To abridge is "to contract, to diminish; to deprive of." T. Sheridan, A
Complete Dictionary of the English Language (6th ed. 1796). With the
enactment of §954(d)(1), Congress did not abridge the speech of those
who disdain the beliefs and values of the American public, nor did it abridge
indecent speech. Those who wish to create indecent and disrespectful art are as
unconstrained now as they were before the enactment of this statute.
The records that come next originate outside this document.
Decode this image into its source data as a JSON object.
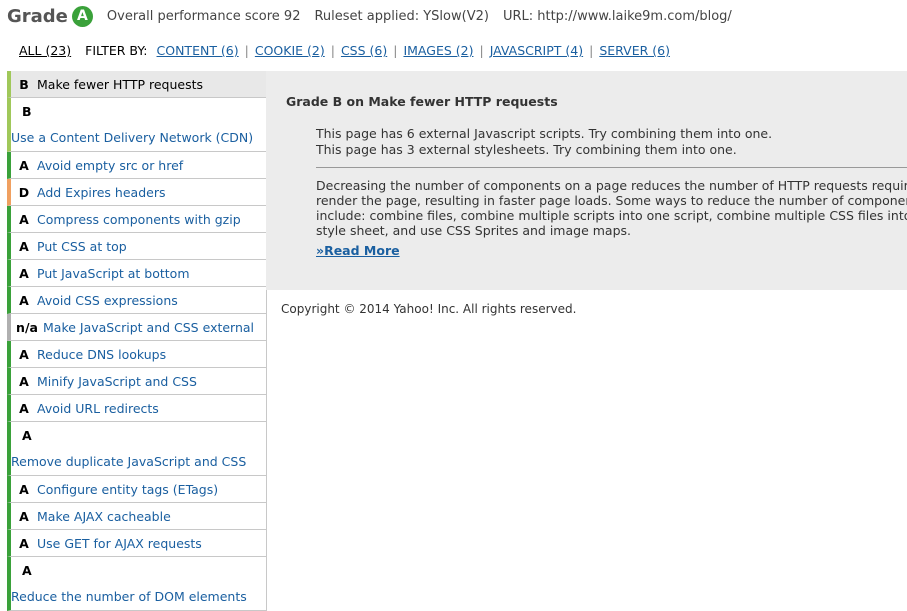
{
  "header": {
    "grade_word": "Grade",
    "grade_letter": "A",
    "score_text": "Overall performance score 92",
    "ruleset_text": "Ruleset applied: YSlow(V2)",
    "url_text": "URL: http://www.laike9m.com/blog/"
  },
  "filters": {
    "all": "ALL (23)",
    "label": "FILTER BY:",
    "items": [
      "CONTENT (6)",
      "COOKIE (2)",
      "CSS (6)",
      "IMAGES (2)",
      "JAVASCRIPT (4)",
      "SERVER (6)"
    ]
  },
  "rules": [
    {
      "grade": "B",
      "name": "Make fewer HTTP requests"
    },
    {
      "grade": "B",
      "name": "Use a Content Delivery Network (CDN)"
    },
    {
      "grade": "A",
      "name": "Avoid empty src or href"
    },
    {
      "grade": "D",
      "name": "Add Expires headers"
    },
    {
      "grade": "A",
      "name": "Compress components with gzip"
    },
    {
      "grade": "A",
      "name": "Put CSS at top"
    },
    {
      "grade": "A",
      "name": "Put JavaScript at bottom"
    },
    {
      "grade": "A",
      "name": "Avoid CSS expressions"
    },
    {
      "grade": "n/a",
      "name": "Make JavaScript and CSS external"
    },
    {
      "grade": "A",
      "name": "Reduce DNS lookups"
    },
    {
      "grade": "A",
      "name": "Minify JavaScript and CSS"
    },
    {
      "grade": "A",
      "name": "Avoid URL redirects"
    },
    {
      "grade": "A",
      "name": "Remove duplicate JavaScript and CSS"
    },
    {
      "grade": "A",
      "name": "Configure entity tags (ETags)"
    },
    {
      "grade": "A",
      "name": "Make AJAX cacheable"
    },
    {
      "grade": "A",
      "name": "Use GET for AJAX requests"
    },
    {
      "grade": "A",
      "name": "Reduce the number of DOM elements"
    }
  ],
  "detail": {
    "title": "Grade B on Make fewer HTTP requests",
    "msg1": "This page has 6 external Javascript scripts. Try combining them into one.",
    "msg2": "This page has 3 external stylesheets. Try combining them into one.",
    "description": "Decreasing the number of components on a page reduces the number of HTTP requests required to render the page, resulting in faster page loads. Some ways to reduce the number of components include: combine files, combine multiple scripts into one script, combine multiple CSS files into one style sheet, and use CSS Sprites and image maps.",
    "read_more": "»Read More"
  },
  "copyright": "Copyright © 2014 Yahoo! Inc. All rights reserved.",
  "colors": {
    "grade_a": "#3aa13a",
    "grade_b": "#a0c85a",
    "grade_d": "#f0a060",
    "grade_na": "#b0b0b0",
    "link": "#1a5fa0",
    "panel_bg": "#ececec"
  }
}
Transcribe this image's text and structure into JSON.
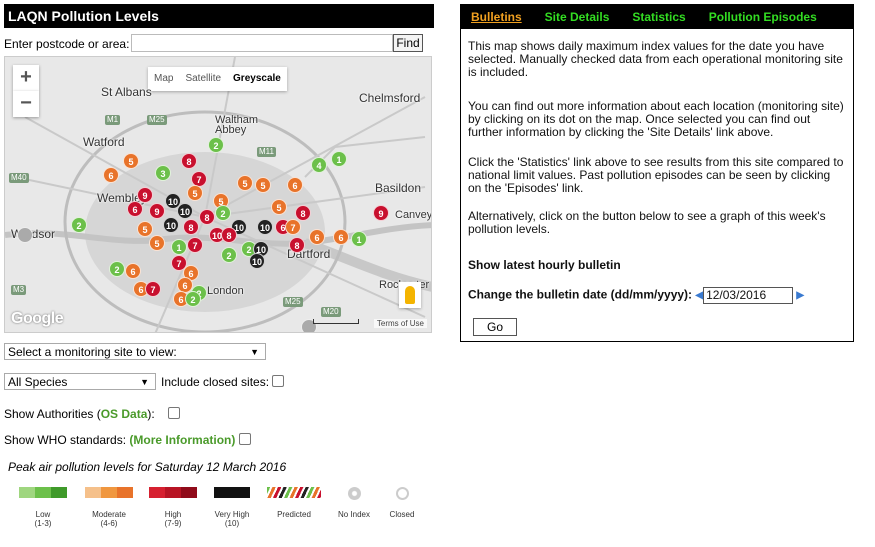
{
  "left": {
    "title": "LAQN Pollution Levels",
    "search": {
      "label": "Enter postcode or area:",
      "value": "",
      "placeholder": "",
      "button": "Find"
    },
    "map": {
      "zoom_in": "+",
      "zoom_out": "−",
      "map_types": [
        "Map",
        "Satellite",
        "Greyscale"
      ],
      "active_map_type": "Greyscale",
      "places": [
        "St Albans",
        "Chelmsford",
        "Watford",
        "Waltham Abbey",
        "Basildon",
        "Wembley",
        "Canvey",
        "Windsor",
        "Dartford",
        "Rochester",
        "London"
      ],
      "google": "Google",
      "terms": "Terms of Use"
    },
    "site_select": "Select a monitoring site to view:",
    "species_select": "All Species",
    "include_closed": "Include closed sites:",
    "show_authorities_prefix": "Show Authorities (",
    "os_data": "OS Data",
    "show_authorities_suffix": "):",
    "show_who": "Show WHO standards:",
    "more_info": "(More Information)",
    "peak_text": "Peak air pollution levels for Saturday 12 March 2016",
    "legend": [
      {
        "label": "Low",
        "range": "(1-3)"
      },
      {
        "label": "Moderate",
        "range": "(4-6)"
      },
      {
        "label": "High",
        "range": "(7-9)"
      },
      {
        "label": "Very High",
        "range": "(10)"
      },
      {
        "label": "Predicted",
        "range": ""
      },
      {
        "label": "No Index",
        "range": ""
      },
      {
        "label": "Closed",
        "range": ""
      }
    ],
    "colors": {
      "low": "#6cc04a",
      "moderate": "#e8732a",
      "high": "#c8102e",
      "very_high": "#222222"
    }
  },
  "right": {
    "tabs": [
      "Bulletins",
      "Site Details",
      "Statistics",
      "Pollution Episodes"
    ],
    "active_tab": "Bulletins",
    "p1": "This map shows daily maximum index values for the date you have selected. Manually checked data from each operational monitoring site is included.",
    "p2": "You can find out more information about each location (monitoring site) by clicking on its dot on the map. Once selected you can find out further information by clicking the 'Site Details' link above.",
    "p3": "Click the 'Statistics' link above to see results from this site compared to national limit values. Past pollution episodes can be seen by clicking on the 'Episodes' link.",
    "p4": "Alternatively, click on the button below to see a graph of this week's pollution levels.",
    "hourly_link": "Show latest hourly bulletin",
    "date_label": "Change the bulletin date (dd/mm/yyyy):",
    "date_value": "12/03/2016",
    "go": "Go"
  }
}
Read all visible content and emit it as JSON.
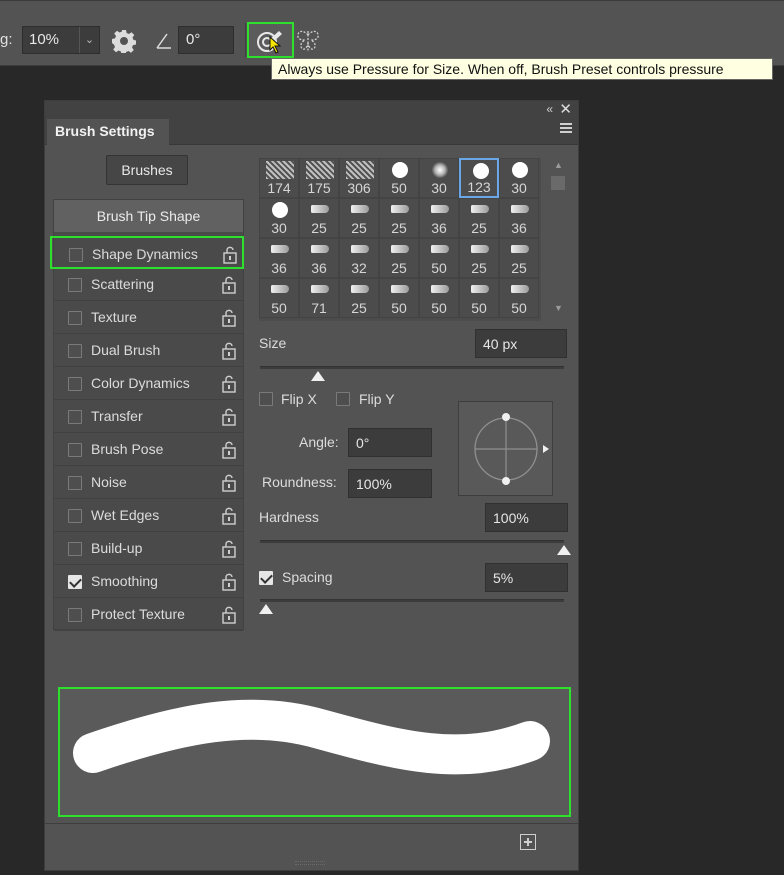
{
  "toolbar": {
    "smoothing_label_partial": "g:",
    "smoothing_value": "10%",
    "angle_value": "0°",
    "tooltip": "Always use Pressure for Size. When off, Brush Preset controls pressure"
  },
  "panel": {
    "tab_title": "Brush Settings",
    "brushes_button": "Brushes",
    "brush_tip_shape": "Brush Tip Shape",
    "options": [
      {
        "label": "Shape Dynamics",
        "checked": false
      },
      {
        "label": "Scattering",
        "checked": false
      },
      {
        "label": "Texture",
        "checked": false
      },
      {
        "label": "Dual Brush",
        "checked": false
      },
      {
        "label": "Color Dynamics",
        "checked": false
      },
      {
        "label": "Transfer",
        "checked": false
      },
      {
        "label": "Brush Pose",
        "checked": false
      },
      {
        "label": "Noise",
        "checked": false
      },
      {
        "label": "Wet Edges",
        "checked": false
      },
      {
        "label": "Build-up",
        "checked": false
      },
      {
        "label": "Smoothing",
        "checked": true
      },
      {
        "label": "Protect Texture",
        "checked": false
      }
    ],
    "brush_sizes": [
      [
        "174",
        "175",
        "306",
        "50",
        "30",
        "123",
        "30"
      ],
      [
        "30",
        "25",
        "25",
        "25",
        "36",
        "25",
        "36"
      ],
      [
        "36",
        "36",
        "32",
        "25",
        "50",
        "25",
        "25"
      ],
      [
        "50",
        "71",
        "25",
        "50",
        "50",
        "50",
        "50"
      ]
    ],
    "size_label": "Size",
    "size_value": "40 px",
    "size_slider_fraction": 0.19,
    "flip_x_label": "Flip X",
    "flip_y_label": "Flip Y",
    "angle_label": "Angle:",
    "angle_value": "0°",
    "roundness_label": "Roundness:",
    "roundness_value": "100%",
    "hardness_label": "Hardness",
    "hardness_value": "100%",
    "hardness_fraction": 1.0,
    "spacing_label": "Spacing",
    "spacing_checked": true,
    "spacing_value": "5%",
    "spacing_fraction": 0.02
  }
}
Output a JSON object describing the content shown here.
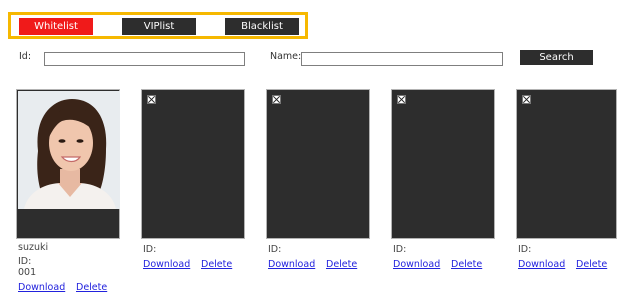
{
  "tabs": [
    {
      "label": "Whitelist",
      "active": true
    },
    {
      "label": "VIPlist",
      "active": false
    },
    {
      "label": "Blacklist",
      "active": false
    }
  ],
  "search": {
    "id_label": "Id:",
    "id_value": "",
    "name_label": "Name:",
    "name_value": "",
    "button_label": "Search"
  },
  "cards": [
    {
      "name": "suzuki",
      "id_label": "ID:",
      "id_value": "001",
      "download_label": "Download",
      "delete_label": "Delete",
      "has_photo": true
    },
    {
      "name": "",
      "id_label": "ID:",
      "id_value": "",
      "download_label": "Download",
      "delete_label": "Delete",
      "has_photo": false
    },
    {
      "name": "",
      "id_label": "ID:",
      "id_value": "",
      "download_label": "Download",
      "delete_label": "Delete",
      "has_photo": false
    },
    {
      "name": "",
      "id_label": "ID:",
      "id_value": "",
      "download_label": "Download",
      "delete_label": "Delete",
      "has_photo": false
    },
    {
      "name": "",
      "id_label": "ID:",
      "id_value": "",
      "download_label": "Download",
      "delete_label": "Delete",
      "has_photo": false
    }
  ],
  "colors": {
    "active_tab": "#f01a1a",
    "tab_bg": "#2d2d2d",
    "highlight_frame": "#f6b800",
    "link": "#2222dd"
  }
}
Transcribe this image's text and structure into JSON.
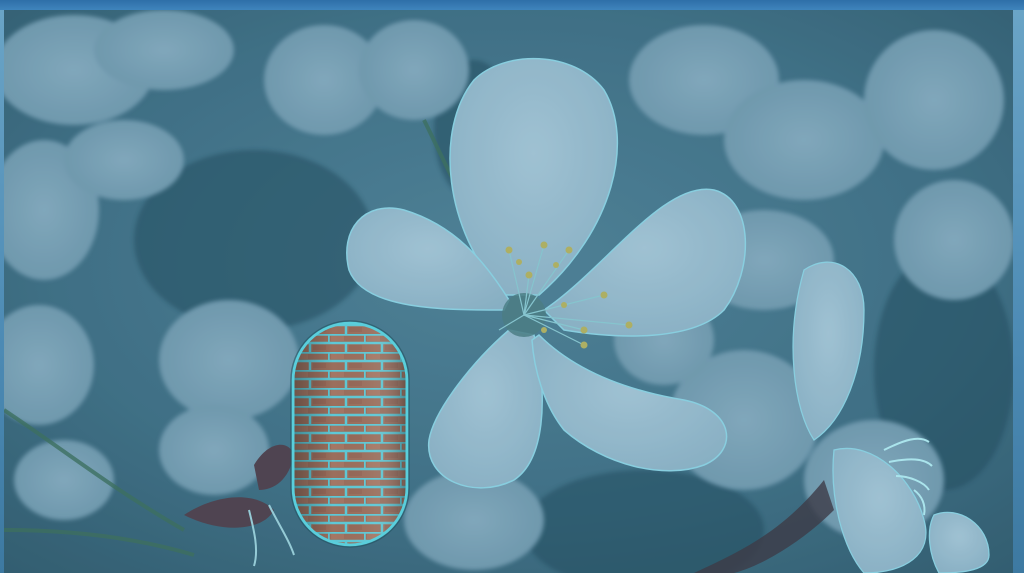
{
  "scene": {
    "subject": "cherry-blossom",
    "object": "brick-capsule"
  },
  "colors": {
    "tint": "#5c93aa",
    "petal": "#9fc0d2",
    "petal_edge": "#8fd6e6",
    "shadow": "#1f4556",
    "stamen": "#b9b35a",
    "brick": "#a46a52",
    "mortar": "#58c8d6",
    "frame_blue": "#2e6fa8"
  }
}
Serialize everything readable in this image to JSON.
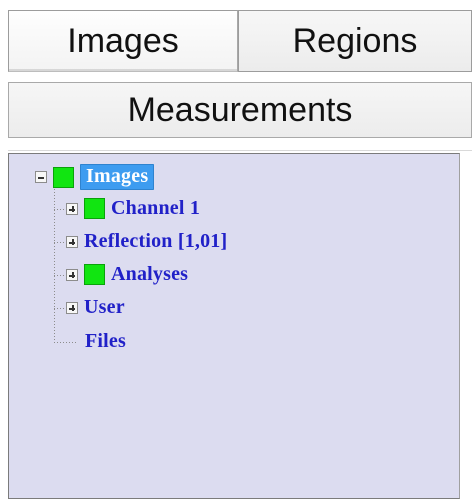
{
  "tabs": {
    "top": [
      {
        "label": "Images",
        "selected": true
      },
      {
        "label": "Regions",
        "selected": false
      }
    ],
    "measurements_label": "Measurements"
  },
  "tree": {
    "root": {
      "label": "Images",
      "expanded": true,
      "icon": "green-square-icon"
    },
    "children": [
      {
        "label": "Channel 1",
        "expanded": false,
        "icon": "green-square-icon"
      },
      {
        "label": "Reflection [1,01]",
        "expanded": false,
        "icon": ""
      },
      {
        "label": "Analyses",
        "expanded": false,
        "icon": "green-square-icon"
      },
      {
        "label": "User",
        "expanded": false,
        "icon": ""
      },
      {
        "label": "Files",
        "expanded": null,
        "icon": ""
      }
    ]
  },
  "colors": {
    "panel_background": "#dcdcf0",
    "tree_text": "#2121c8",
    "selection_background": "#3d9cf0",
    "green_indicator": "#11e511"
  }
}
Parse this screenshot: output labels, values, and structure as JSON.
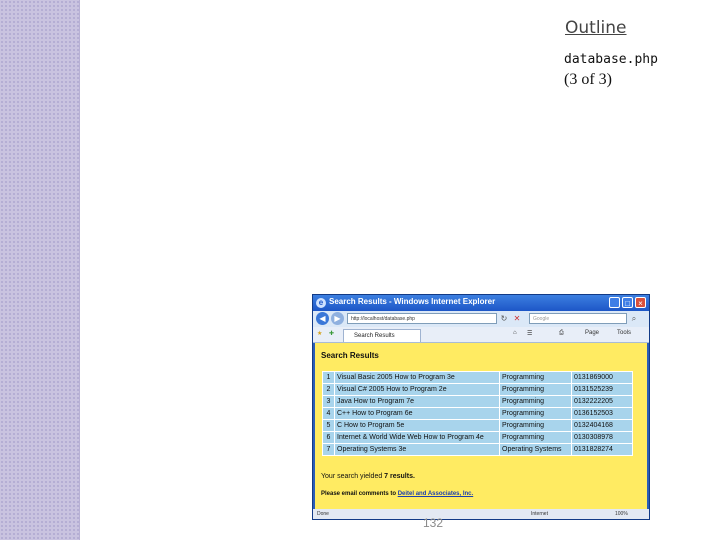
{
  "slide": {
    "outline_label": "Outline",
    "file_name": "database.php",
    "page_of": "(3 of 3)",
    "slide_number": "132"
  },
  "browser": {
    "title": "Search Results - Windows Internet Explorer",
    "address": "http://localhost/database.php",
    "search_placeholder": "Google",
    "tab_label": "Search Results",
    "page_menu": "Page",
    "tools_menu": "Tools",
    "status_done": "Done",
    "status_zone": "Internet",
    "zoom": "100%"
  },
  "page": {
    "heading": "Search Results",
    "rows": [
      [
        "1",
        "Visual Basic 2005 How to Program 3e",
        "Programming",
        "0131869000"
      ],
      [
        "2",
        "Visual C# 2005 How to Program 2e",
        "Programming",
        "0131525239"
      ],
      [
        "3",
        "Java How to Program 7e",
        "Programming",
        "0132222205"
      ],
      [
        "4",
        "C++ How to Program 6e",
        "Programming",
        "0136152503"
      ],
      [
        "5",
        "C How to Program 5e",
        "Programming",
        "0132404168"
      ],
      [
        "6",
        "Internet & World Wide Web How to Program 4e",
        "Programming",
        "0130308978"
      ],
      [
        "7",
        "Operating Systems 3e",
        "Operating Systems",
        "0131828274"
      ]
    ],
    "yield_prefix": "Your search yielded ",
    "yield_count": "7 results.",
    "email_prefix": "Please email comments to ",
    "email_link": "Deitel and Associates, Inc."
  },
  "colors": {
    "page_bg": "#ffeb62",
    "cell_bg": "#a8d4ec",
    "titlebar": "#1d56c7",
    "sidebar": "#c9c3e0"
  }
}
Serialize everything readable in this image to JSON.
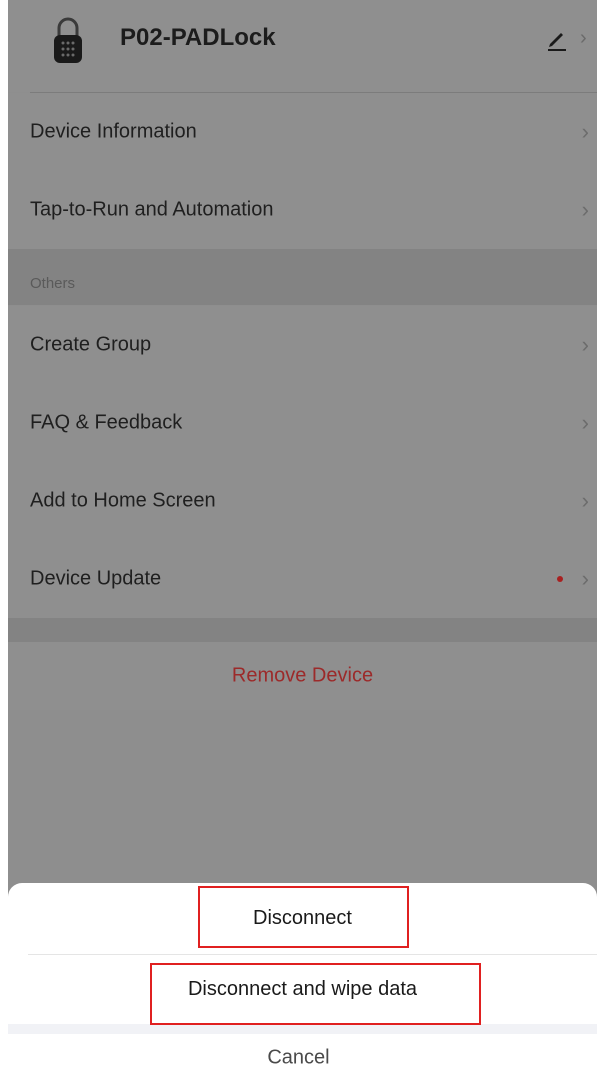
{
  "header": {
    "device_name": "P02-PADLock",
    "icons": {
      "device": "padlock-icon",
      "edit": "pencil-icon",
      "chevron": "chevron-right-icon"
    }
  },
  "menu_top": [
    {
      "label": "Device Information",
      "has_chevron": true
    },
    {
      "label": "Tap-to-Run and Automation",
      "has_chevron": true
    }
  ],
  "others_section": {
    "title": "Others",
    "items": [
      {
        "label": "Create Group",
        "has_chevron": true
      },
      {
        "label": "FAQ & Feedback",
        "has_chevron": true
      },
      {
        "label": "Add to Home Screen",
        "has_chevron": true
      },
      {
        "label": "Device Update",
        "has_chevron": true,
        "badge": "red-dot"
      }
    ]
  },
  "remove_device": {
    "label": "Remove Device",
    "color": "#c0392b"
  },
  "action_sheet": {
    "disconnect_label": "Disconnect",
    "disconnect_wipe_label": "Disconnect and wipe data",
    "cancel_label": "Cancel"
  },
  "colors": {
    "dim_background": "#8e8e8e",
    "highlight_border": "#e02020",
    "remove_text": "#9c2a2a"
  }
}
Avant-garde artistes such as respondents remain entirely free to
épater les bourgeois ; they are merely deprived of the additional
satisfaction of having the bourgeoisie taxed to pay for it. It is preposterous
to equate the denial of taxpayer subsidy with measures " ' "aimed at the
suppression of dangerous ideas." ' " Regan v. Taxation with Representation
of Wash., 461 U.S. 540, 550 (1983) (emphasis added) (quoting Cammarano
v. United States , 358 U.S. 498, 513 (1959), in turn quoting Speiser v.
Randall , 357 U.S. 513, 519 (1958)). "The reason that denial of
participation in a tax exemption or other subsidy scheme does not necessarily
'infringe' a fundamental right is that--unlike direct restriction or
prohibition--such a denial does not, as a general rule, have any significant
coercive effect ." Arkansas Writers' Project, Inc. v. Ragland , 481 U.S.
221, 237 (1987) (Scalia, J., dissenting).